President Donald Trump's daughter Ivanka said Friday that she is not worried about any threat that the Mueller Russia meddling investigation might pose to her family.
The senior White House advisor, who is married to Jared Kushner, another of the president's closest advisors, told ABC News that there is "nothing" of substance in the 21-month-old probe by Special Counsel Robert Mueller into possible collusion between Moscow and President Trump's 2016 election campaign.
Mueller has already charged six former Trump aides and associates with various crimes.
Given that the investigation could nearly be over, ABC interviewer Abby Huntsman asked Ivanka Trump in an interview, "Are you concerned about anyone in your life that you love being involved?"
"No. There's nothing there," Trump answered.
"Yet it's created weeks and weeks and months of headlines. I'm not. I'm really not" concerned, she said.
The rare interview with the president's 37-year-old-daughter came in conjunction with the launch of her new "Women's Global Development and Prosperity Initiative" to help boost women in developing countries.

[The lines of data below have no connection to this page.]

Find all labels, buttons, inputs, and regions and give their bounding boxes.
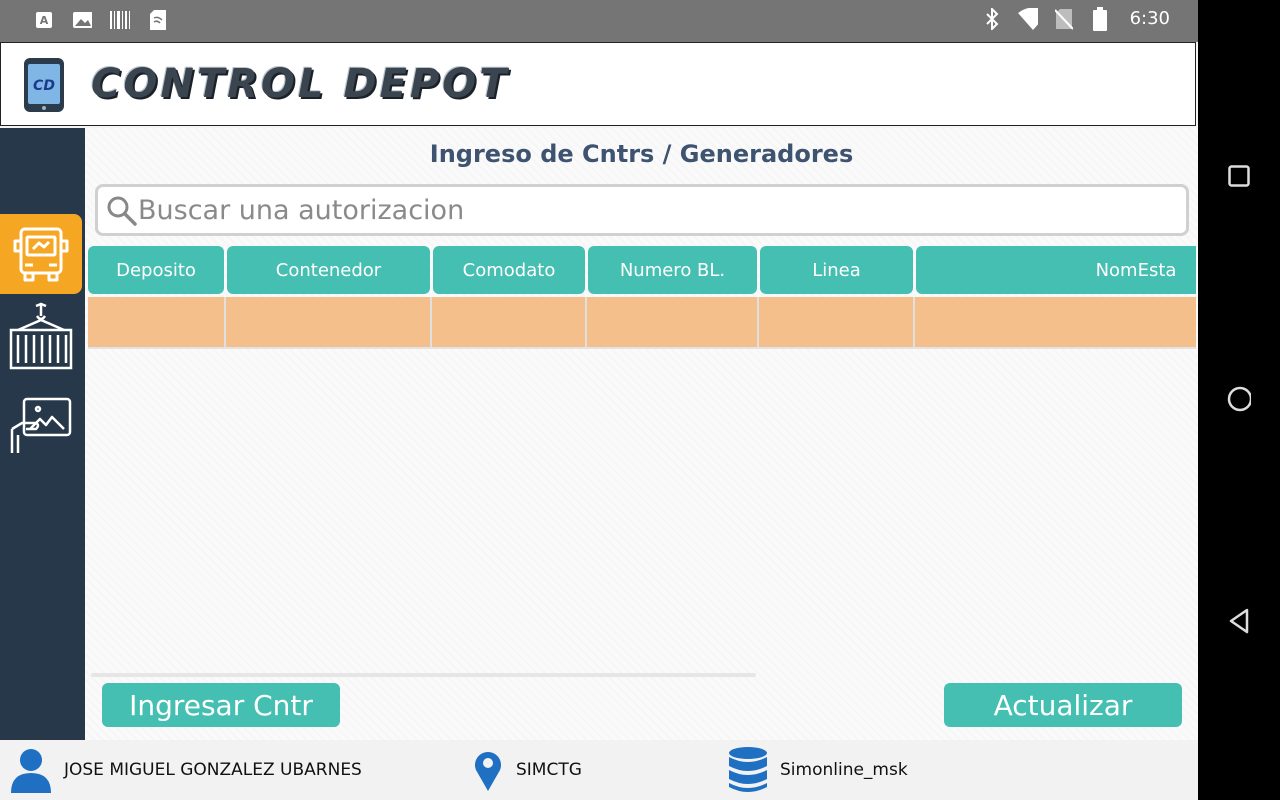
- sidebar-item-photos[interactable]: [0, 386, 82, 466]
- tablet-logo-icon: CD: [23, 57, 65, 113]
- system-nav-bar: [1198, 0, 1280, 800]
- actualizar-button[interactable]: Actualizar: [944, 683, 1182, 727]
- clock-time: 6:30: [1129, 8, 1170, 29]
- status-bar: A 6:30: [0, 0, 1198, 42]
- app-window: CD CONTROL DEPOT Ingreso de Cntrs / Gene…: [0, 42, 1198, 800]
- table-cell: [915, 297, 1196, 347]
- table-cell: [226, 297, 432, 347]
- barcode-icon: [110, 10, 130, 30]
- page-title: Ingreso de Cntrs / Generadores: [429, 140, 854, 168]
- column-header-comodato[interactable]: Comodato: [433, 246, 585, 294]
- footer-location: SIMCTG: [472, 740, 582, 800]
- no-sim-icon: [1054, 8, 1074, 30]
- home-button[interactable]: [1227, 386, 1251, 412]
- hand-photo-icon: [10, 397, 72, 453]
- battery-icon: [1090, 6, 1110, 31]
- database-name: Simonline_msk: [780, 760, 908, 780]
- bluetooth-icon: [982, 7, 1002, 30]
- location-pin-icon: [475, 752, 501, 791]
- search-input[interactable]: [138, 194, 1138, 226]
- table-cell: [587, 297, 759, 347]
- sim-card-icon: [148, 10, 168, 30]
- wifi-icon: [1017, 7, 1038, 30]
- ingresar-cntr-button[interactable]: Ingresar Cntr: [102, 683, 340, 727]
- table-cell: [432, 297, 587, 347]
- column-header-nomesta[interactable]: NomEsta: [916, 246, 1196, 294]
- sidebar: [0, 128, 85, 740]
- keyboard-a-icon: A: [34, 10, 54, 30]
- location-name: SIMCTG: [516, 760, 582, 780]
- footer-database: Simonline_msk: [728, 740, 908, 800]
- table-cell: [759, 297, 915, 347]
- search-box[interactable]: [95, 184, 1189, 236]
- data-table: Deposito Contenedor Comodato Numero BL. …: [88, 246, 1196, 352]
- column-header-numero-bl[interactable]: Numero BL.: [588, 246, 757, 294]
- column-header-linea[interactable]: Linea: [760, 246, 913, 294]
- footer-bar: JOSE MIGUEL GONZALEZ UBARNES SIMCTG Simo…: [0, 740, 1198, 800]
- horizontal-scrollbar[interactable]: [91, 673, 756, 677]
- app-title: CONTROL DEPOT: [91, 61, 510, 107]
- svg-text:A: A: [40, 14, 49, 27]
- column-header-deposito[interactable]: Deposito: [88, 246, 224, 294]
- sidebar-item-truck[interactable]: [0, 214, 82, 294]
- sidebar-item-container[interactable]: [0, 298, 82, 378]
- row-divider: [88, 347, 1196, 349]
- table-cell: [88, 297, 226, 347]
- user-icon: [11, 749, 51, 793]
- back-button[interactable]: [1227, 608, 1251, 634]
- main-content: Ingreso de Cntrs / Generadores Deposito …: [85, 128, 1198, 740]
- logo-text: CD: [33, 78, 55, 94]
- image-icon: [72, 10, 92, 30]
- app-header: CD CONTROL DEPOT: [0, 42, 1196, 126]
- user-name: JOSE MIGUEL GONZALEZ UBARNES: [64, 760, 362, 780]
- truck-icon: [13, 227, 69, 282]
- recents-button[interactable]: [1227, 164, 1251, 188]
- database-icon: [729, 747, 767, 792]
- footer-user: JOSE MIGUEL GONZALEZ UBARNES: [10, 740, 362, 800]
- column-header-contenedor[interactable]: Contenedor: [227, 246, 430, 294]
- search-icon: [104, 193, 138, 227]
- container-crane-icon: [9, 302, 73, 370]
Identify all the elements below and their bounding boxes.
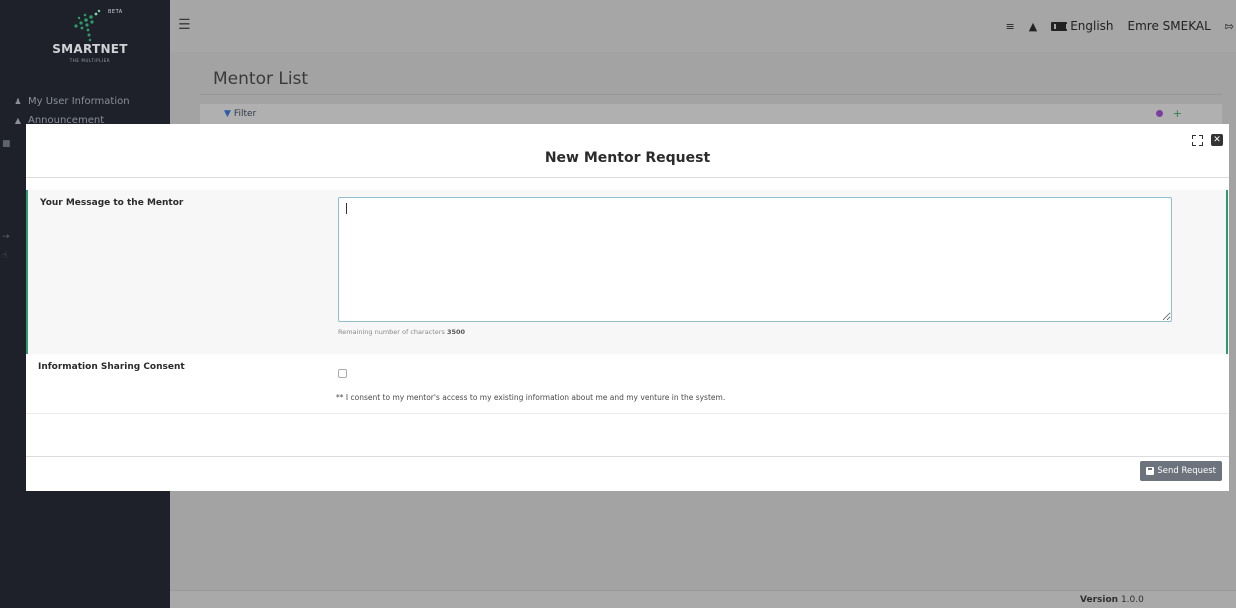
filter-label: Filter [233, 109, 257, 119]
language-selector[interactable]: English [1051, 19, 1114, 33]
consent-checkbox[interactable] [338, 369, 347, 378]
beta-badge: BETA [108, 9, 123, 15]
filter-bar: ▼ Filter + [200, 104, 1222, 126]
divider [200, 94, 1222, 95]
add-icon[interactable]: + [1173, 107, 1182, 120]
send-request-label: Send Request [1157, 466, 1216, 476]
task-list-icon[interactable]: ≡ [1006, 20, 1015, 33]
user-menu[interactable]: Emre SMEKAL [1128, 19, 1211, 33]
page-title: Mentor List [213, 69, 309, 89]
consent-label: Information Sharing Consent [38, 362, 185, 372]
arrow-right-icon[interactable]: → [2, 232, 10, 242]
remaining-count: 3500 [446, 328, 466, 336]
new-mentor-request-modal: ✕ New Mentor Request Your Message to the… [26, 124, 1229, 491]
page-footer: Version 1.0.0 [170, 590, 1236, 608]
flag-icon [1051, 21, 1069, 31]
thumbs-up-icon[interactable]: ☝ [2, 251, 7, 261]
message-textarea[interactable] [338, 197, 1172, 322]
version-text: Version 1.0.0 [1080, 595, 1144, 605]
fullscreen-icon[interactable] [1192, 134, 1203, 146]
megaphone-icon: ▲ [14, 116, 22, 125]
remaining-characters: Remaining number of characters 3500 [338, 328, 465, 336]
remaining-prefix: Remaining number of characters [338, 328, 445, 336]
topbar-actions: ≡ ▲ English Emre SMEKAL ⇰ [1006, 19, 1235, 33]
menu-toggle-icon[interactable]: ☰ [178, 17, 191, 33]
smartnet-logo[interactable]: BETA SMARTNET THE MULTIPLIER [40, 6, 140, 68]
logo-mark-icon [74, 9, 101, 42]
save-icon [1146, 467, 1155, 475]
filter-icon: ▼ [224, 109, 231, 119]
close-icon[interactable]: ✕ [1211, 134, 1223, 146]
briefcase-icon[interactable]: ■ [2, 139, 11, 149]
logout-icon[interactable]: ⇰ [1225, 20, 1234, 33]
version-value: 1.0.0 [1120, 595, 1144, 605]
send-request-button[interactable]: Send Request [1140, 461, 1222, 481]
version-label: Version [1080, 595, 1119, 605]
filter-actions: + [1155, 107, 1182, 120]
bell-icon[interactable]: ▲ [1029, 20, 1037, 33]
divider [26, 177, 1229, 178]
message-label: Your Message to the Mentor [40, 198, 184, 208]
brand-name: SMARTNET [52, 42, 128, 56]
message-row: Your Message to the Mentor Remaining num… [26, 190, 1228, 354]
text-caret [346, 203, 347, 214]
settings-dot-icon[interactable] [1155, 110, 1163, 117]
sidebar-item-my-user-information[interactable]: ♟ My User Information [14, 96, 130, 107]
sidebar-item-label: My User Information [28, 96, 130, 107]
modal-tools: ✕ [1192, 134, 1223, 146]
topbar: ☰ ≡ ▲ English Emre SMEKAL ⇰ [170, 0, 1236, 52]
modal-title: New Mentor Request [544, 150, 711, 166]
consent-text: ** I consent to my mentor's access to my… [336, 393, 726, 402]
filter-toggle[interactable]: ▼ Filter [224, 109, 256, 119]
consent-row: Information Sharing Consent ** I consent… [26, 354, 1229, 414]
user-icon: ♟ [14, 97, 22, 106]
brand-tagline: THE MULTIPLIER [69, 58, 111, 63]
divider [26, 456, 1229, 457]
language-label: English [1070, 19, 1114, 33]
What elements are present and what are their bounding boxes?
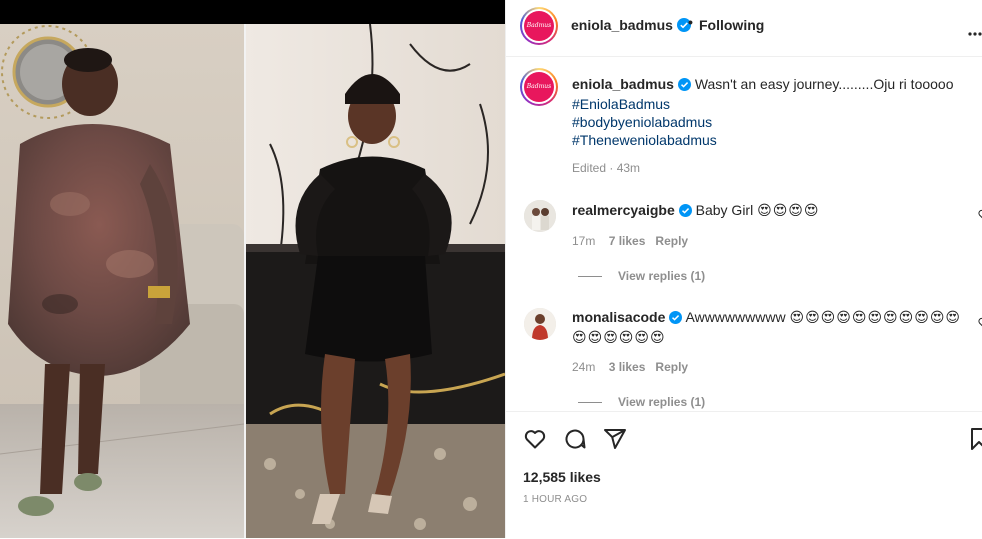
comment-text: Awwwwwwwww (685, 309, 786, 325)
following-button[interactable]: Following (699, 17, 764, 33)
comment-meta: 17m 7 likes Reply (572, 234, 688, 248)
view-replies-label: View replies (1) (618, 395, 706, 409)
comment-text: Baby Girl (695, 202, 754, 218)
comment-time: 24m (572, 360, 596, 374)
avatar-logo-text: Badmus (524, 72, 554, 102)
likes-count[interactable]: 12,585 likes (523, 469, 601, 485)
post-image (0, 24, 505, 538)
view-replies-button[interactable]: View replies (1) (578, 269, 705, 283)
verified-badge-icon (669, 310, 683, 328)
comment-like-icon[interactable] (978, 208, 982, 226)
follow-separator: • (688, 14, 693, 30)
verified-badge-icon (678, 203, 692, 221)
more-options-icon[interactable] (968, 23, 982, 41)
bookmark-icon[interactable] (969, 427, 982, 456)
author-name-row: eniola_badmus (571, 17, 691, 37)
comment-like-icon[interactable] (978, 316, 982, 334)
commenter-username[interactable]: monalisacode (572, 309, 665, 325)
post-actions: 12,585 likes 1 HOUR AGO (506, 411, 982, 539)
comment-icon[interactable] (563, 427, 587, 456)
view-replies-button[interactable]: View replies (1) (578, 395, 705, 409)
photo-top-bar (0, 0, 505, 24)
comment-likes[interactable]: 3 likes (609, 360, 646, 374)
post-header: Badmus eniola_badmus • Following (506, 0, 982, 57)
commenter-avatar[interactable] (524, 308, 556, 340)
post-photo[interactable] (0, 24, 505, 538)
post-caption: eniola_badmus Wasn't an easy journey....… (572, 75, 972, 149)
hashtag-link[interactable]: #Theneweniolabadmus (572, 131, 972, 149)
commenter-avatar[interactable] (524, 200, 556, 232)
comment-meta: 24m 3 likes Reply (572, 360, 688, 374)
post-timestamp: 1 HOUR AGO (523, 494, 588, 505)
post-detail-panel: Badmus eniola_badmus • Following Badmus … (505, 0, 982, 538)
caption-edited-time: Edited · 43m (572, 161, 641, 175)
caption-username[interactable]: eniola_badmus (572, 76, 674, 92)
hashtag-link[interactable]: #bodybyeniolabadmus (572, 113, 972, 131)
reply-button[interactable]: Reply (655, 360, 688, 374)
caption-text: Wasn't an easy journey.........Oju ri to… (694, 76, 954, 92)
author-username[interactable]: eniola_badmus (571, 17, 673, 33)
comment-time: 17m (572, 234, 596, 248)
caption-author-avatar[interactable]: Badmus (520, 68, 558, 106)
comment-likes[interactable]: 7 likes (609, 234, 646, 248)
hashtag-link[interactable]: #EniolaBadmus (572, 95, 972, 113)
share-icon[interactable] (603, 427, 627, 456)
comment-emojis: 😍😍😍😍 (757, 203, 820, 219)
avatar-logo-text: Badmus (524, 11, 554, 41)
reply-button[interactable]: Reply (655, 234, 688, 248)
author-avatar[interactable]: Badmus (520, 7, 558, 45)
heart-icon[interactable] (523, 427, 547, 456)
view-replies-label: View replies (1) (618, 269, 706, 283)
commenter-username[interactable]: realmercyaigbe (572, 202, 675, 218)
verified-badge-icon (677, 77, 691, 95)
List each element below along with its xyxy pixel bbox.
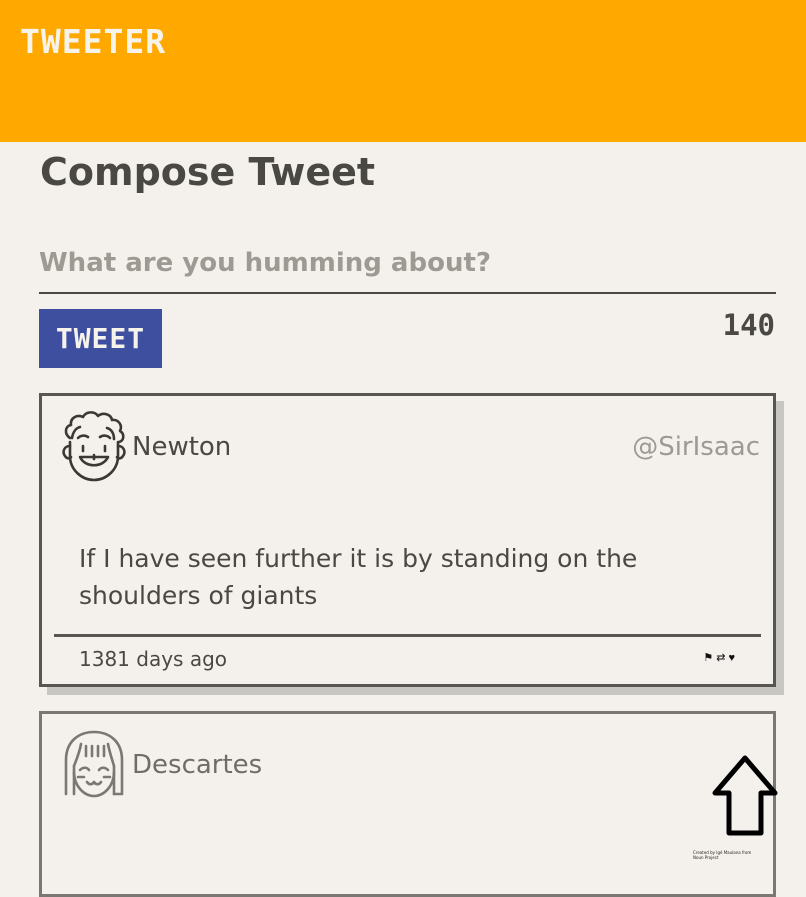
tweet-author-name: Newton <box>132 432 232 462</box>
flag-icon[interactable]: ⚑ <box>703 652 713 664</box>
heart-icon[interactable]: ♥ <box>728 652 735 664</box>
tweet-author-name: Descartes <box>132 750 263 780</box>
scroll-to-top-button[interactable] <box>711 753 781 843</box>
tweet-card: Newton @SirIsaac If I have seen further … <box>39 393 776 687</box>
arrow-up-icon <box>712 755 778 836</box>
brand-logo[interactable]: TWEETER <box>20 22 166 61</box>
compose-title: Compose Tweet <box>40 150 376 194</box>
tweet-text-input[interactable] <box>39 234 776 294</box>
retweet-icon[interactable]: ⇄ <box>716 652 725 664</box>
tweet-footer-divider <box>54 634 761 637</box>
tweet-timestamp: 1381 days ago <box>79 647 228 671</box>
tweet-text: If I have seen further it is by standing… <box>79 544 638 610</box>
tweet-submit-button[interactable]: TWEET <box>39 309 162 368</box>
character-counter: 140 <box>722 308 775 342</box>
curly-hair-face-icon <box>62 411 126 482</box>
top-nav-bar: TWEETER <box>0 0 806 142</box>
tweet-actions: ⚑ ⇄ ♥ <box>703 652 735 664</box>
tweet-card: Descartes <box>39 711 776 897</box>
bob-hair-face-icon <box>64 730 124 798</box>
icon-credit-text: Created by Igé Maulana from Noun Project <box>693 850 752 860</box>
tweet-author-handle: @SirIsaac <box>632 432 760 462</box>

She has said little about the Mueller probe, which is believed to be honing in on her father, husband and brother Donald Trump Jr over their involvement in contacts with Russia during the 2016 presidential race.
Mueller has revealed very little about his interests, but court documents and lawyers have suggested he is focused both on possible collusion and obstruction allegations against members of the Trump family.
ABC asked Ivanka about her own involvement in a Moscow real estate project that recently-revealed documents and court filings showed the Trump family pursued right up to the time of the 2016 election, despite President Trump's previous claims that the project was given up at the beginning of 2016.
Documents showed President Trump had personally signed an initial letter of intent on the deal with the Russian developer.
While she was deeply involved in the Trump Organization, the president's real estate business, Ivanka said she knew "literally almost nothing" about the Moscow Trump Tower project.
"There was never a binding contract," she said.
"We could have had 40 or 50 deals like that, that were floating around, that somebody was looking at. Nobody visited it to see if it was worth our time. So this was not exactly like an advanced project."